12. Hafta - Basın Açıklaması

İlk talihsiz hamileliğimde, hamile olduğumu eşe dosta hemen duyurmuş, ardından bebeği kaybedince de gelen avutma/teselli ve geçmiş olsunlarla başa çıkamamıştık uzunca bir süre. Benzer bir sıkıntıyı tekrar yaşamamak için Akbulut'un önerisi, aile hariç hamileliğimle ilgili davul çalmamamız gerektiği yönündeydi. Ben de biraz hak vererek kabul etmiştim bunu, ancak bu kararı uygulamamızı zorlaştıran 3 durum vardı:
1. Hamile kaldığımı öğrendiğim ay çevremiz, pıtırdak gibi aniden hamile kalmışlarla dolmuştu, her gün yeni bir hamile haberi alıyor, dudağımızı kemiriyorduk,
2. Karnım daha ilk haftada sanki 6 aylıkmışçasına büyüdüğünden, fiziksel olarak saklamak neredeyse imkansızdı. Yalancı durumuna düşüyorduk,
3. Herkes beyan ediyor biz saklıyorken, ben sürekli" ben de söyleyelim istiyorum, niye saklıyoruz, sanki aynı şeyler tekrar olacakmışcasına, niye olumlama yapmıyoruz" şeklinde isyanlardaydım.

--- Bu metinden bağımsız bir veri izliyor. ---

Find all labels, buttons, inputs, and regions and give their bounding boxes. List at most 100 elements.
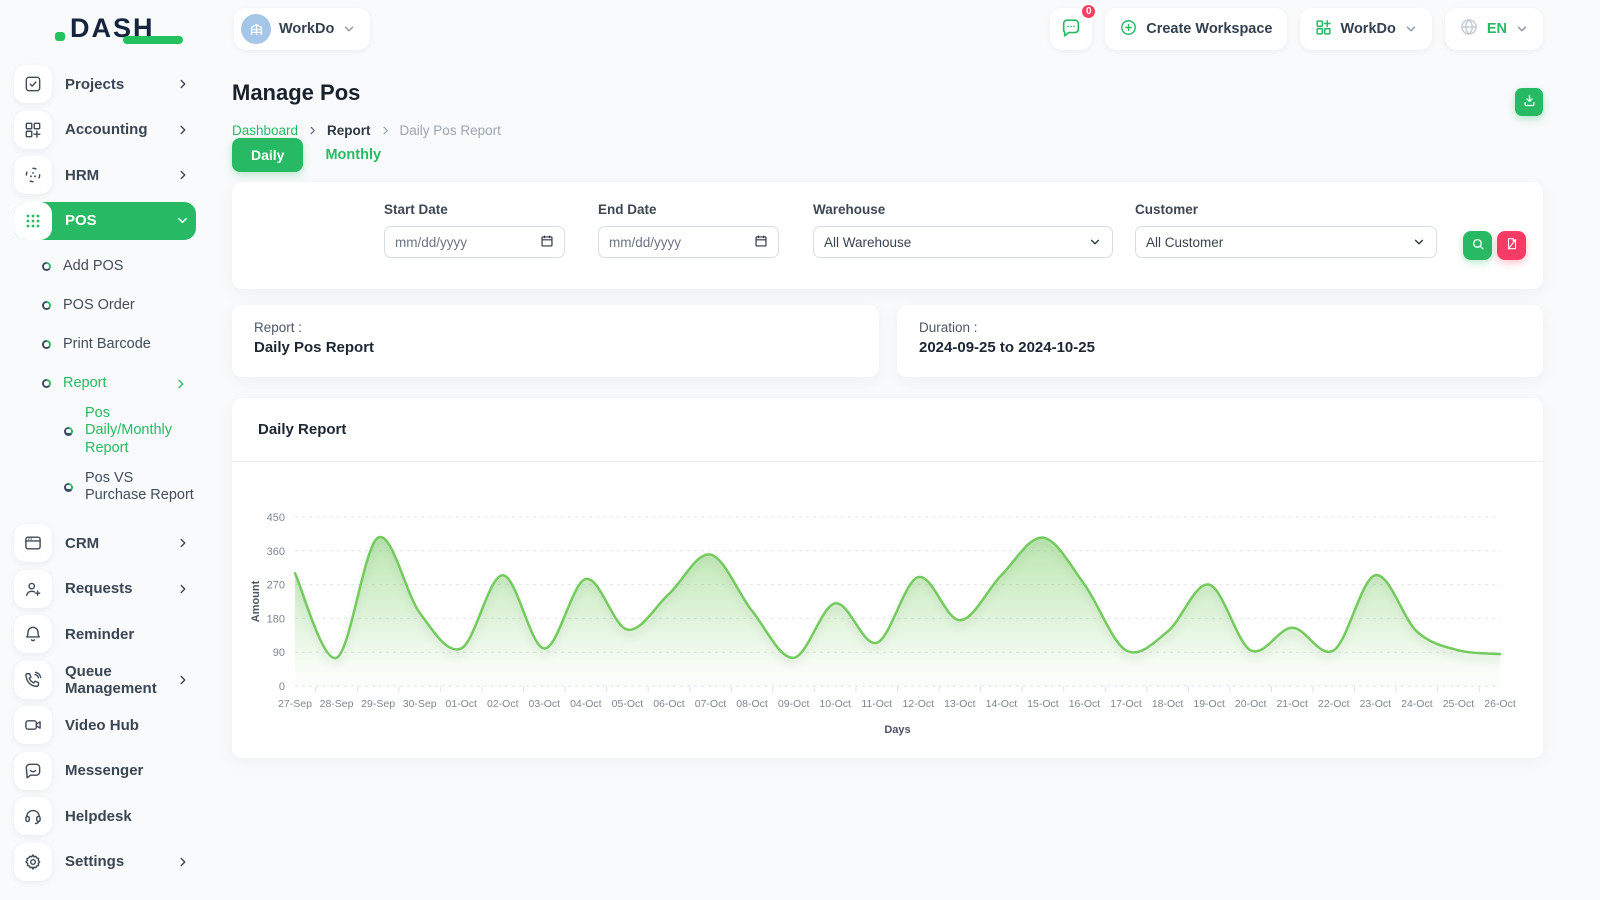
chevron-right-icon: [176, 536, 190, 550]
plus-circle-icon: [1119, 18, 1138, 41]
customer-label: Customer: [1135, 202, 1199, 217]
tab-monthly[interactable]: Monthly: [321, 138, 385, 172]
chevron-right-icon: [174, 377, 188, 391]
sidebar-item-hrm[interactable]: HRM: [14, 156, 196, 194]
download-report-button[interactable]: [1515, 88, 1543, 116]
globe-icon: [1459, 17, 1479, 41]
svg-text:21-Oct: 21-Oct: [1276, 698, 1308, 710]
page-title: Manage Pos: [232, 80, 361, 105]
donut-bullet-icon: [42, 301, 51, 310]
headset-icon: [14, 797, 52, 835]
sidebar-item-reminder[interactable]: Reminder: [14, 615, 196, 653]
chevron-right-icon: [176, 582, 190, 596]
end-date-label: End Date: [598, 202, 657, 217]
chevron-right-icon: [307, 125, 318, 136]
breadcrumb-report[interactable]: Report: [327, 123, 371, 138]
chevron-down-icon: [342, 22, 356, 36]
chevron-down-icon: [1412, 235, 1426, 249]
svg-text:27-Sep: 27-Sep: [278, 698, 312, 710]
workspace-switcher[interactable]: WorkDo: [234, 8, 371, 50]
sidebar-item-print-barcode[interactable]: Print Barcode: [14, 325, 196, 364]
svg-text:13-Oct: 13-Oct: [944, 698, 976, 710]
warehouse-value: All Warehouse: [824, 234, 912, 250]
chevron-down-icon: [1515, 22, 1529, 36]
chevron-right-icon: [176, 673, 190, 687]
sidebar-item-settings[interactable]: Settings: [14, 842, 196, 881]
check-square-icon: [14, 65, 52, 103]
dot-grid-icon: [14, 201, 52, 240]
svg-text:08-Oct: 08-Oct: [736, 698, 768, 710]
sidebar-item-projects[interactable]: Projects: [14, 65, 196, 103]
video-icon: [14, 706, 52, 744]
donut-bullet-icon: [64, 426, 73, 436]
end-date-input[interactable]: mm/dd/yyyy: [598, 226, 779, 258]
chevron-down-icon: [175, 213, 190, 228]
language-button[interactable]: EN: [1444, 8, 1543, 50]
sidebar-item-messenger[interactable]: Messenger: [14, 751, 196, 790]
svg-text:26-Oct: 26-Oct: [1484, 698, 1516, 710]
app-logo[interactable]: DASH: [55, 13, 182, 44]
sidebar-item-requests[interactable]: Requests: [14, 569, 196, 608]
svg-text:22-Oct: 22-Oct: [1318, 698, 1350, 710]
grid-plus-icon: [1314, 18, 1333, 41]
sidebar-item-helpdesk[interactable]: Helpdesk: [14, 797, 196, 835]
customer-select[interactable]: All Customer: [1135, 226, 1437, 258]
chevron-right-icon: [176, 168, 190, 182]
tab-daily[interactable]: Daily: [232, 138, 304, 172]
sidebar-item-add-pos[interactable]: Add POS: [14, 247, 196, 286]
sidebar-item-pos-daily-monthly-report[interactable]: Pos Daily/Monthly Report: [14, 403, 196, 459]
svg-text:30-Sep: 30-Sep: [403, 698, 437, 710]
chevron-down-icon: [1088, 235, 1102, 249]
sidebar-item-report[interactable]: Report: [14, 364, 196, 403]
report-value: Daily Pos Report: [254, 339, 375, 356]
customer-field: Customer All Customer: [1135, 202, 1437, 258]
chevron-down-icon: [1404, 22, 1418, 36]
chat-icon: [1060, 17, 1082, 42]
svg-text:18-Oct: 18-Oct: [1152, 698, 1184, 710]
svg-text:29-Sep: 29-Sep: [361, 698, 395, 710]
warehouse-select[interactable]: All Warehouse: [813, 226, 1113, 258]
apply-filter-button[interactable]: [1463, 231, 1492, 260]
sidebar-item-pos-vs-purchase-report[interactable]: Pos VS Purchase Report: [14, 459, 196, 515]
start-date-placeholder: mm/dd/yyyy: [395, 234, 468, 250]
svg-text:10-Oct: 10-Oct: [819, 698, 851, 710]
donut-bullet-icon: [42, 340, 51, 349]
logo-text: DASH: [70, 13, 155, 43]
svg-text:24-Oct: 24-Oct: [1401, 698, 1433, 710]
sidebar-item-pos-order[interactable]: POS Order: [14, 286, 196, 325]
svg-text:25-Oct: 25-Oct: [1443, 698, 1475, 710]
svg-text:16-Oct: 16-Oct: [1069, 698, 1101, 710]
svg-text:03-Oct: 03-Oct: [529, 698, 561, 710]
calendar-icon[interactable]: [754, 234, 768, 251]
messages-button[interactable]: 0: [1050, 3, 1098, 50]
svg-text:450: 450: [267, 512, 285, 524]
chart-title: Daily Report: [232, 398, 1543, 462]
workspace-menu-button[interactable]: WorkDo: [1299, 8, 1432, 50]
start-date-input[interactable]: mm/dd/yyyy: [384, 226, 565, 258]
message-icon: [14, 751, 52, 790]
donut-bullet-icon: [64, 482, 73, 492]
svg-text:02-Oct: 02-Oct: [487, 698, 519, 710]
clear-filter-button[interactable]: [1497, 231, 1526, 260]
create-workspace-button[interactable]: Create Workspace: [1105, 8, 1287, 50]
main-content: Manage Pos Dashboard Report Daily Pos Re…: [232, 58, 1543, 900]
workspace-name: WorkDo: [279, 21, 335, 37]
sidebar-item-accounting[interactable]: Accounting: [14, 110, 196, 149]
sidebar-item-video-hub[interactable]: Video Hub: [14, 706, 196, 744]
duration-value: 2024-09-25 to 2024-10-25: [919, 339, 1095, 356]
focus-dots-icon: [14, 156, 52, 194]
sidebar-item-queue-management[interactable]: Queue Management: [14, 660, 196, 699]
breadcrumb: Dashboard Report Daily Pos Report: [232, 123, 501, 138]
sidebar-item-pos[interactable]: POS: [14, 201, 196, 240]
sidebar-item-crm[interactable]: CRM: [14, 524, 196, 562]
calendar-icon[interactable]: [540, 234, 554, 251]
chevron-right-icon: [176, 855, 190, 869]
breadcrumb-dashboard[interactable]: Dashboard: [232, 123, 299, 138]
sidebar-submenu-pos: Add POS POS Order Print Barcode Report P…: [14, 247, 196, 515]
end-date-placeholder: mm/dd/yyyy: [609, 234, 682, 250]
end-date-field: End Date mm/dd/yyyy: [598, 202, 779, 258]
svg-text:05-Oct: 05-Oct: [612, 698, 644, 710]
start-date-field: Start Date mm/dd/yyyy: [384, 202, 565, 258]
customer-value: All Customer: [1146, 234, 1224, 250]
daily-report-card: Daily Report 0 90 180 270 360 450 27-Sep 28-Sep…: [232, 398, 1543, 758]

İlk ayları bu kargaşa içinde geçirmiştik ve nihayet 12. haftada hamileliğimi resmen dillendirmeye başladık.

Haftanın özeti: Mide bulantısına, kilo almaya, kaşınmaya, cilt döküntülerine, şeker yemeye, süt içmeye, kitap okumaya, karındaki iğne morluklarına, endişelenmeye, dalında sallanan yaprağa bile ağlamaya devam.